Achamos que temos certezas, que se um dia nos acontece a nós, faremos assim com toda a certeza. Achamos que não vamos ter dúvidas, que nunca hesitaremos na decisão. Achamos que o nosso coração nunca se vai sobrepôr à razão. Mas depois vivemos a situação, estamos no meio da angústia e temos que tomar decisões. E surgem então as dúvidas, os medos e as perguntas. Surgem os nervos, lembramos histórias que as amigas nos contaram, lembramos lágrimas que as amigas verteram. Pensamos muito, imaginamos cenários, vemos o futuro e temos muitas dúvidas.

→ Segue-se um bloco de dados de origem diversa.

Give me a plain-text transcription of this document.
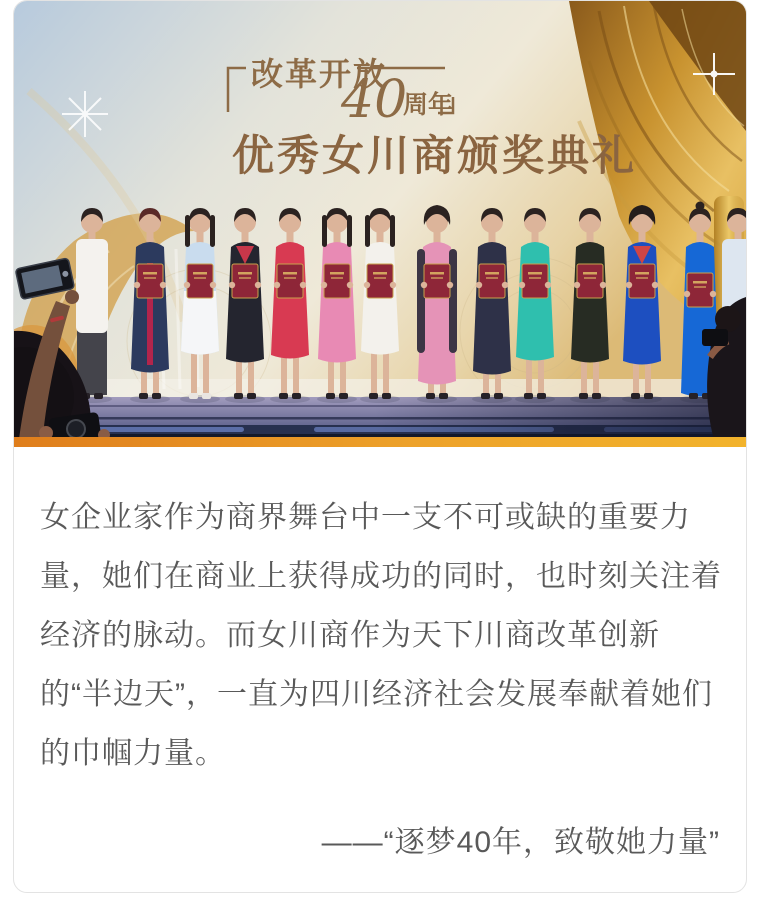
改革开放
40
周年
优秀女川商颁奖典礼
女企业家作为商界舞台中一支不可或缺的重要力
量，她们在商业上获得成功的同时，也时刻关注着
经济的脉动。而女川商作为天下川商改革创新
的“半边天”，一直为四川经济社会发展奉献着她们
的巾帼力量。
——“逐梦40年，致敬她力量”
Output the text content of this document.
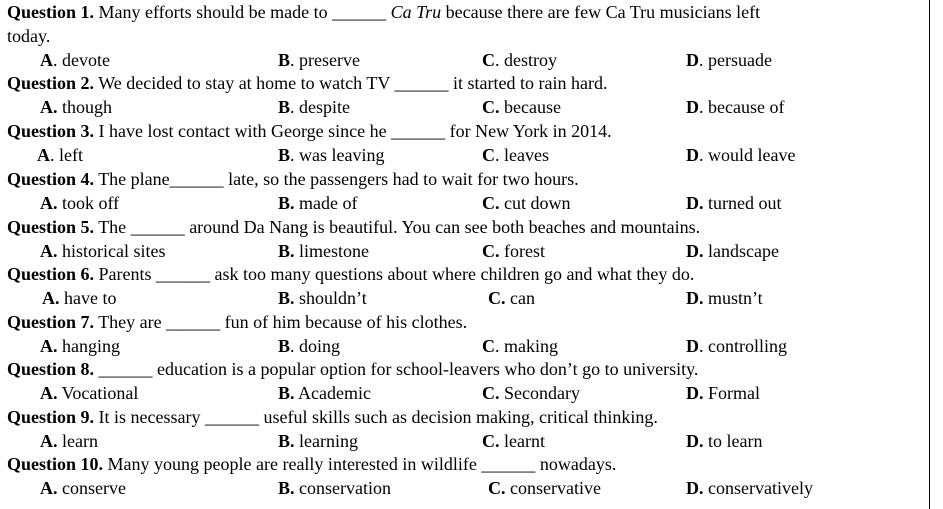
Question 1. Many efforts should be made to ______ Ca Tru because there are few Ca Tru musicians left
today.
A. devote	B. preserve	C. destroy	D. persuade
Question 2. We decided to stay at home to watch TV ______ it started to rain hard.
A. though	B. despite	C. because	D. because of
Question 3. I have lost contact with George since he ______ for New York in 2014.
A. left	B. was leaving	C. leaves	D. would leave
Question 4. The plane______ late, so the passengers had to wait for two hours.
A. took off	B. made of	C. cut down	D. turned out
Question 5. The ______ around Da Nang is beautiful. You can see both beaches and mountains.
A. historical sites	B. limestone	C. forest	D. landscape
Question 6. Parents ______ ask too many questions about where children go and what they do.
A. have to	B. shouldn’t	C. can	D. mustn’t
Question 7. They are ______ fun of him because of his clothes.
A. hanging	B. doing	C. making	D. controlling
Question 8. ______ education is a popular option for school-leavers who don’t go to university.
A. Vocational	B. Academic	C. Secondary	D. Formal
Question 9. It is necessary ______ useful skills such as decision making, critical thinking.
A. learn	B. learning	C. learnt	D. to learn
Question 10. Many young people are really interested in wildlife ______ nowadays.
A. conserve	B. conservation	C. conservative	D. conservatively
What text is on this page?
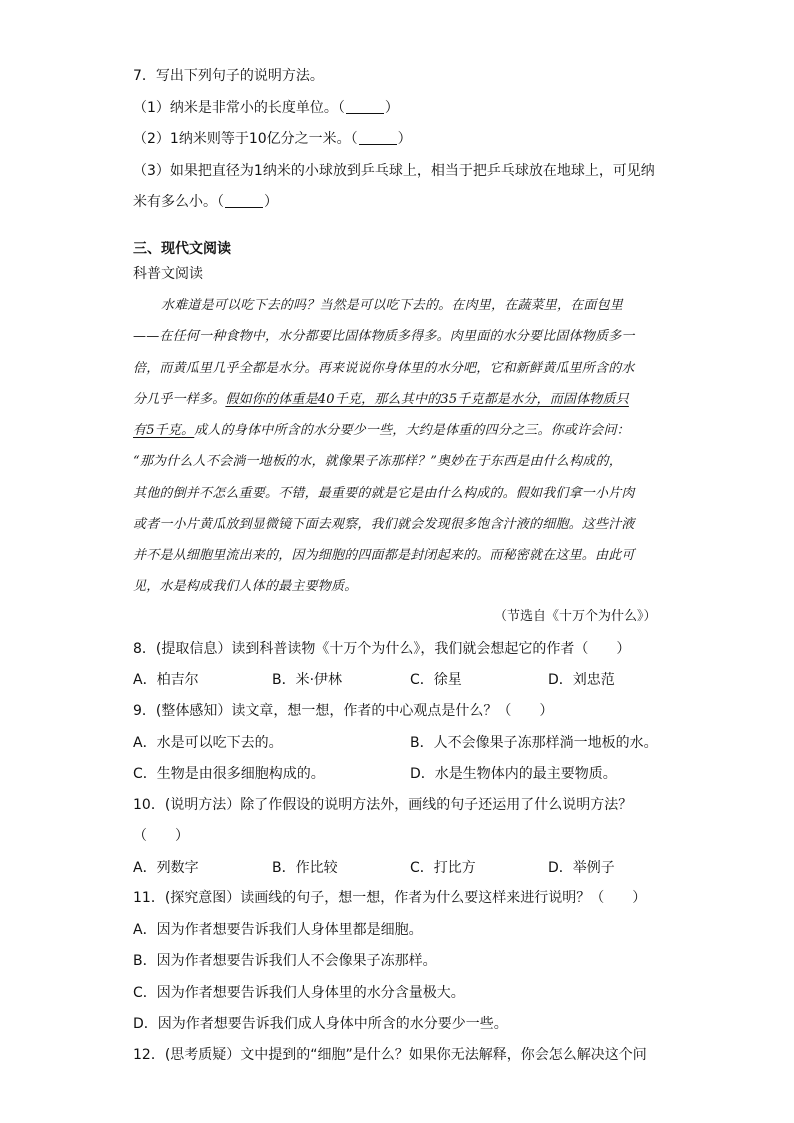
7．写出下列句子的说明方法。
（1）纳米是非常小的长度单位。（	）
（2）1纳米则等于10亿分之一米。（	）
（3）如果把直径为1纳米的小球放到乒乓球上，相当于把乒乓球放在地球上，可见纳
米有多么小。（	）
三、现代文阅读
科普文阅读
水难道是可以吃下去的吗？当然是可以吃下去的。在肉里，在蔬菜里，在面包里
——在任何一种食物中，水分都要比固体物质多得多。肉里面的水分要比固体物质多一
倍，而黄瓜里几乎全都是水分。再来说说你身体里的水分吧，它和新鲜黄瓜里所含的水
分几乎一样多。假如你的体重是40千克，那么其中的35千克都是水分，而固体物质只
有5千克。成人的身体中所含的水分要少一些，大约是体重的四分之三。你或许会问：
“那为什么人不会淌一地板的水，就像果子冻那样？”奥妙在于东西是由什么构成的，
其他的倒并不怎么重要。不错，最重要的就是它是由什么构成的。假如我们拿一小片肉
或者一小片黄瓜放到显微镜下面去观察，我们就会发现很多饱含汁液的细胞。这些汁液
并不是从细胞里流出来的，因为细胞的四面都是封闭起来的。而秘密就在这里。由此可
见，水是构成我们人体的最主要物质。
（节选自《十万个为什么》）
8．(提取信息）读到科普读物《十万个为什么》，我们就会想起它的作者（　　）
A．柏吉尔	B．米·伊林	C．徐星	D．刘忠范
9．(整体感知）读文章，想一想，作者的中心观点是什么？（　　）
A．水是可以吃下去的。	B．人不会像果子冻那样淌一地板的水。
C．生物是由很多细胞构成的。	D．水是生物体内的最主要物质。
10．(说明方法）除了作假设的说明方法外，画线的句子还运用了什么说明方法？
（　　）
A．列数字	B．作比较	C．打比方	D．举例子
11．(探究意图）读画线的句子，想一想，作者为什么要这样来进行说明？（　　）
A．因为作者想要告诉我们人身体里都是细胞。
B．因为作者想要告诉我们人不会像果子冻那样。
C．因为作者想要告诉我们人身体里的水分含量极大。
D．因为作者想要告诉我们成人身体中所含的水分要少一些。
12．(思考质疑）文中提到的“细胞”是什么？如果你无法解释，你会怎么解决这个问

Apesar de acharmos que temos certezas, não nos passa pela cabeça um dia termos que decidir se interrompemos uma gravidez ou não. Apesar de termos votado a favor da legalização da interrupção voluntária da gravidez, porque queríamos que as mulheres e as famílias pudessem decidir livremente sem correrem riscos de saúde ou incorrerem numa ilegalidade, não pensamos que um dia podemos ter que ser nós a usufruir dessa liberdade. Porque, apesar das certezas, tomar uma decisão de interromper uma gravidez não se faz de ânimo leve, não se faz sem antes se terem dúvidas, não se faz sem antes se pensar em toda a nossa vida.

Estive com dúvidas se estaria novamente grávida. O meu corpo alterou-se hormonalmente, atrasou-se, descontrolou-se. E pensei que poderia ser uma gravidez. Afinal já tinha ouvido falar de gravidezes descobertas aos cinco meses sempre com o período. Nesses dois dias, até fazer uma ecografia, não tive certezas. Tive dúvidas. Muitas.

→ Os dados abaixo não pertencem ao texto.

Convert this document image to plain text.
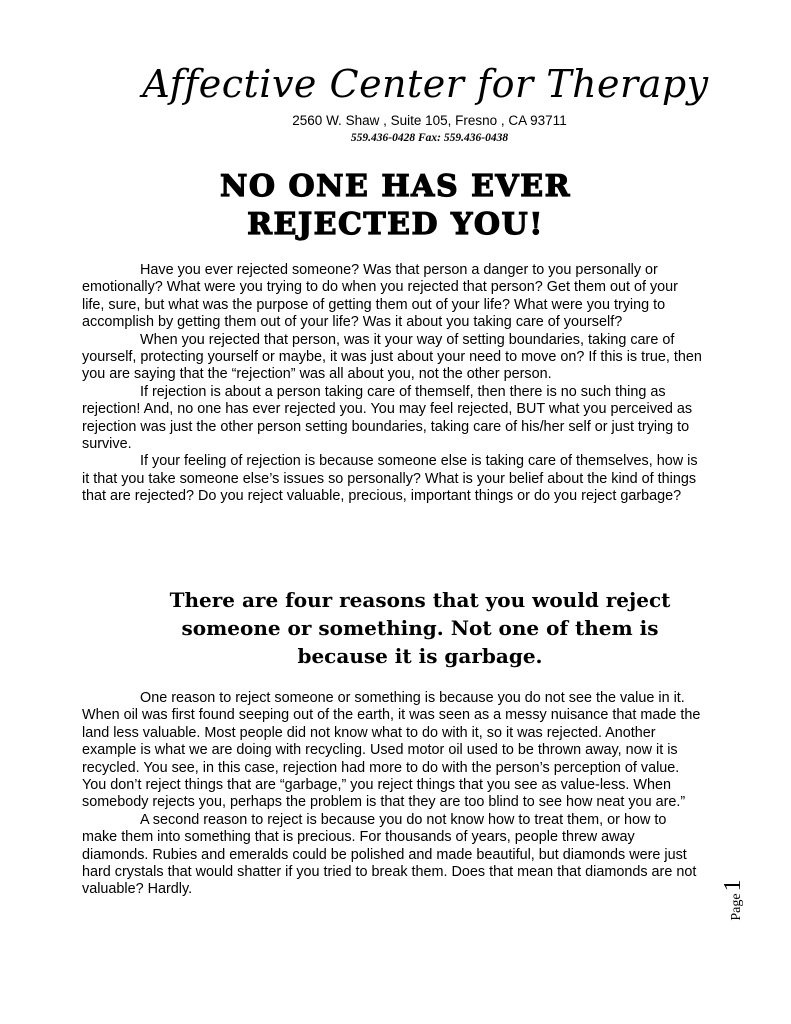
Affective Center for Therapy
2560 W. Shaw , Suite 105, Fresno , CA 93711
559.436-0428 Fax: 559.436-0438
NO ONE HAS EVER
REJECTED YOU!

Have you ever rejected someone? Was that person a danger to you personally or emotionally? What were you trying to do when you rejected that person? Get them out of your life, sure, but what was the purpose of getting them out of your life? What were you trying to accomplish by getting them out of your life? Was it about you taking care of yourself?

When you rejected that person, was it your way of setting boundaries, taking care of yourself, protecting yourself or maybe, it was just about your need to move on? If this is true, then you are saying that the “rejection” was all about you, not the other person.

If rejection is about a person taking care of themself, then there is no such thing as rejection! And, no one has ever rejected you. You may feel rejected, BUT what you perceived as rejection was just the other person setting boundaries, taking care of his/her self or just trying to survive.

If your feeling of rejection is because someone else is taking care of themselves, how is it that you take someone else’s issues so personally? What is your belief about the kind of things that are rejected? Do you reject valuable, precious, important things or do you reject garbage?

There are four reasons that you would reject
someone or something. Not one of them is
because it is garbage.

One reason to reject someone or something is because you do not see the value in it. When oil was first found seeping out of the earth, it was seen as a messy nuisance that made the land less valuable. Most people did not know what to do with it, so it was rejected. Another example is what we are doing with recycling. Used motor oil used to be thrown away, now it is recycled. You see, in this case, rejection had more to do with the person’s perception of value. You don’t reject things that are “garbage,” you reject things that you see as value-less. When somebody rejects you, perhaps the problem is that they are too blind to see how neat you are.”

A second reason to reject is because you do not know how to treat them, or how to make them into something that is precious. For thousands of years, people threw away diamonds. Rubies and emeralds could be polished and made beautiful, but diamonds were just hard crystals that would shatter if you tried to break them. Does that mean that diamonds are not valuable? Hardly.

Page
1
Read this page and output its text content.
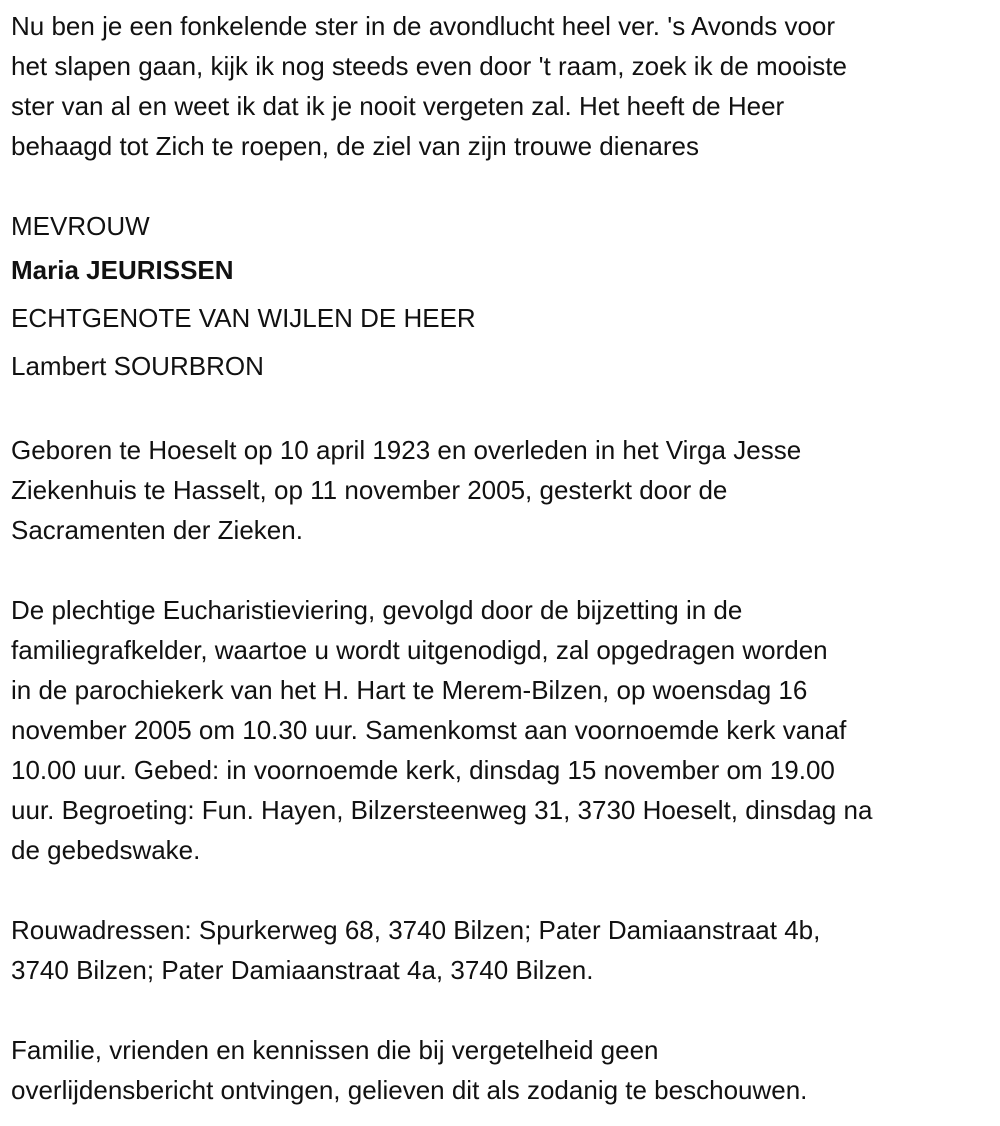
Nu ben je een fonkelende ster in de avondlucht heel ver. 's Avonds voor
het slapen gaan, kijk ik nog steeds even door 't raam, zoek ik de mooiste
ster van al en weet ik dat ik je nooit vergeten zal. Het heeft de Heer
behaagd tot Zich te roepen, de ziel van zijn trouwe dienares
MEVROUW
Maria JEURISSEN
ECHTGENOTE VAN WIJLEN DE HEER
Lambert SOURBRON
Geboren te Hoeselt op 10 april 1923 en overleden in het Virga Jesse
Ziekenhuis te Hasselt, op 11 november 2005, gesterkt door de
Sacramenten der Zieken.
De plechtige Eucharistieviering, gevolgd door de bijzetting in de
familiegrafkelder, waartoe u wordt uitgenodigd, zal opgedragen worden
in de parochiekerk van het H. Hart te Merem-Bilzen, op woensdag 16
november 2005 om 10.30 uur. Samenkomst aan voornoemde kerk vanaf
10.00 uur. Gebed: in voornoemde kerk, dinsdag 15 november om 19.00
uur. Begroeting: Fun. Hayen, Bilzersteenweg 31, 3730 Hoeselt, dinsdag na
de gebedswake.
Rouwadressen: Spurkerweg 68, 3740 Bilzen; Pater Damiaanstraat 4b,
3740 Bilzen; Pater Damiaanstraat 4a, 3740 Bilzen.
Familie, vrienden en kennissen die bij vergetelheid geen
overlijdensbericht ontvingen, gelieven dit als zodanig te beschouwen.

Senti-me grávida e com três filhos para criar. Pensei que era só mais um. Que já tinha tudo. Que o carro daria para mais uma cadeira. A casa para mais uma cama. A família daria para mais um filho. Imaginei-me grávida e com três filhos para criar. E senti-me cansada, já no final de uma gravidez, com um filho ainda de colo e três andares sem elevador para subir, horários para cumprir e duas filhas a entrar na escola primária. E fiquei cansada.

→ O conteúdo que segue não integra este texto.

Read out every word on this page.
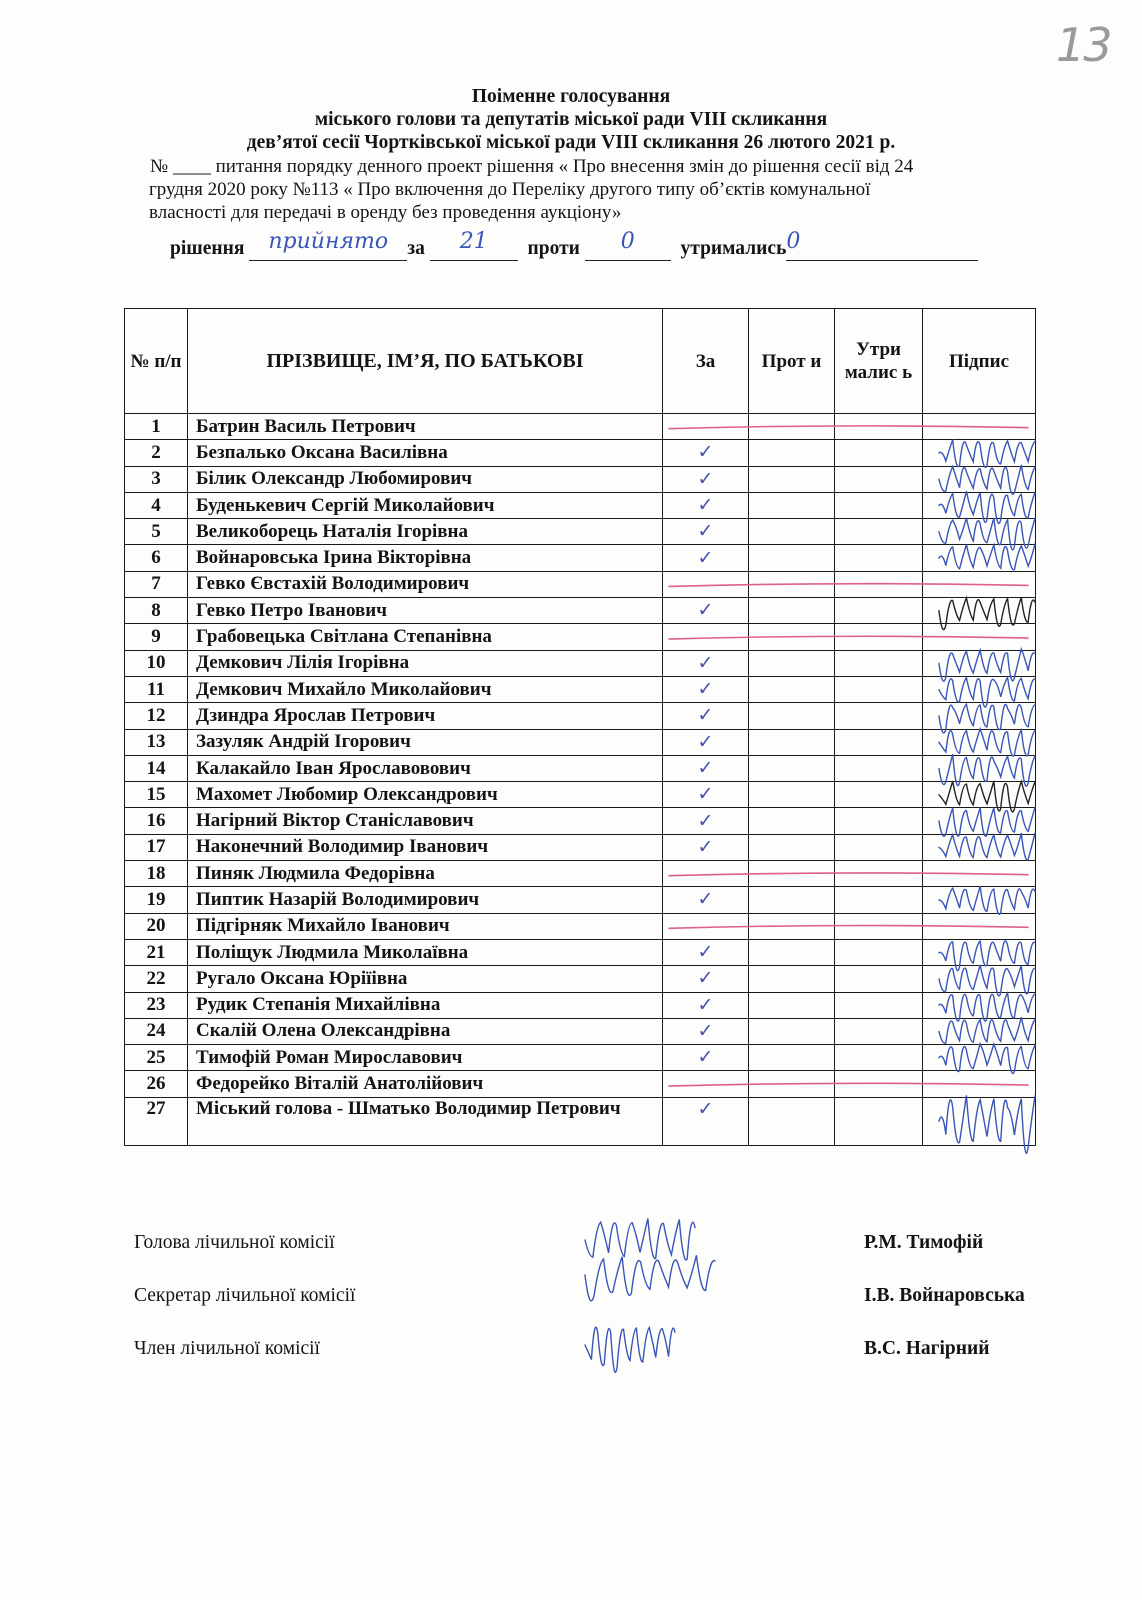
13
Поіменне голосування
міського голови та депутатів міської ради VIII скликання
дев’ятої сесії Чортківської міської ради VIII скликання 26 лютого 2021 р.
№ ____ питання порядку денного проект рішення « Про внесення змін до рішення сесії від 24
грудня 2020 року №113 « Про включення до Переліку другого типу об’єктів комунальної
власності для передачі в оренду без проведення аукціону»
рішення прийнято за 21 проти 0 утримались0
№ п/п	ПРІЗВИЩЕ, ІМ’Я, ПО БАТЬКОВІ	За	Прот и	Утри малис ь	Підпис
1	Батрин Василь Петрович				
2	Безпалько Оксана Василівна	✓			
3	Білик Олександр Любомирович	✓			
4	Буденькевич Сергій Миколайович	✓			
5	Великоборець Наталія Ігорівна	✓			
6	Войнаровська Ірина Вікторівна	✓			
7	Гевко Євстахій Володимирович				
8	Гевко Петро Іванович	✓			
9	Грабовецька Світлана Степанівна				
10	Демкович Лілія Ігорівна	✓			
11	Демкович Михайло Миколайович	✓			
12	Дзиндра Ярослав Петрович	✓			
13	Зазуляк Андрій Ігорович	✓			
14	Калакайло Іван Ярославовович	✓			
15	Махомет Любомир Олександрович	✓			
16	Нагірний Віктор Станіславович	✓			
17	Наконечний Володимир Іванович	✓			
18	Пиняк Людмила Федорівна				
19	Пиптик Назарій Володимирович	✓			
20	Підгірняк Михайло Іванович				
21	Поліщук Людмила Миколаївна	✓			
22	Ругало Оксана Юріїівна	✓			
23	Рудик Степанія Михайлівна	✓			
24	Скалій Олена Олександрівна	✓			
25	Тимофій Роман Мирославович	✓			
26	Федорейко Віталій Анатолійович				
27	Міський голова - Шматько Володимир Петрович	✓			
Голова лічильної комісії	Р.М. Тимофій
Секретар лічильної комісії	І.В. Войнаровська
Член лічильної комісії	В.С. Нагірний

Pensei que até conseguiria, que a energia surgiria em cada momento feliz e sorridente a seis. Lembrei-me de várias famílias que tinham quatro filhos ou mais e conseguiam. Lembrei que o meu positivismo me tem ajudado tanto na vida, era só mais uma vez. Recordei todas as vezes em que não havia mais que meia dúzia de euros até ao fim do mês, em que tive que pedir dinheiro aos amigos. Lembrei da ginástica que temos que fazer para conjugar os tempos. Tive medo daquelas semanas em que não conseguiria dar conta do recado e o pai tivesse que trabalhar menos ou quase nada para os levar e trazer, porque eu estaria muito grávida.

Aos poucos fui pensado que o melhor era mesmo não levar uma possível gravidez para a frente. Mas junto com estes pensamentos lembrava-me de tantas amigas, tantas, que tiveram uma gravidez interrompida, mas involuntariamente, sem querer, sem decidir. E o trauma e as marcas que isso lhes deixou. E a tristeza que esse momento lhes trouxe. Tive pena delas e fiquei triste. Achei que não era justo. Senti culpa.

Mas um dia, um momento, o meu bebé caíu. Com a cabeça no chão. Chorou tanto, fez um hematoma gigante na testa. Ao meu colo, tratei dele. Abracei-o muito. Dei-lhe muitos beijinhos, enquanto lhe cantava segurando em gelo. Ele precisava tanto de mim. E eu estava ali só para ele. E conseguia. E com ele já mais calmo, a recuperar do susto e do choro descontrolado, lembrei-me que tinha dúvidas e nesse mesmo instante, deixei de as ter. Senti que não iria conseguir. Senti que não era a idade ou a falta de dinheiro que me fez ter a certeza. Foi olhar para os meus filhos e eles precisarem tanto de mim. Precisarem do meu tempo. Da minha paciência. Da minha energia. Senti que não tendo sido uma decisão planeada, não iria apenas aceitar. Porque não me sentia capaz.

As suspeitas não se confirmaram e eu afinal não tive que decidir.

Ao longo da vida tomamos decisões: de querer ter filhos, de os ter, de ter muitos filhos ou de não os ter. De os ter tarde, de os ter cedo, de aceitar os imprevistos e seguir em frente, ou de não deixar avançar uma gravidez porque não foi planeada. Nessas decisões há muitas pessoas que nos percebem ou que, mesmo não entendendo, nos apoiam. Mas mais importante que os abraços das pessoas à nossa volta, é a nossa consciência estar tranquila e em paz. E saber que a liberdade de escolha é o maior aliado para que a tristeza não tome conta da nossa mente. Porque no coração, ficará sempre um bocadinho.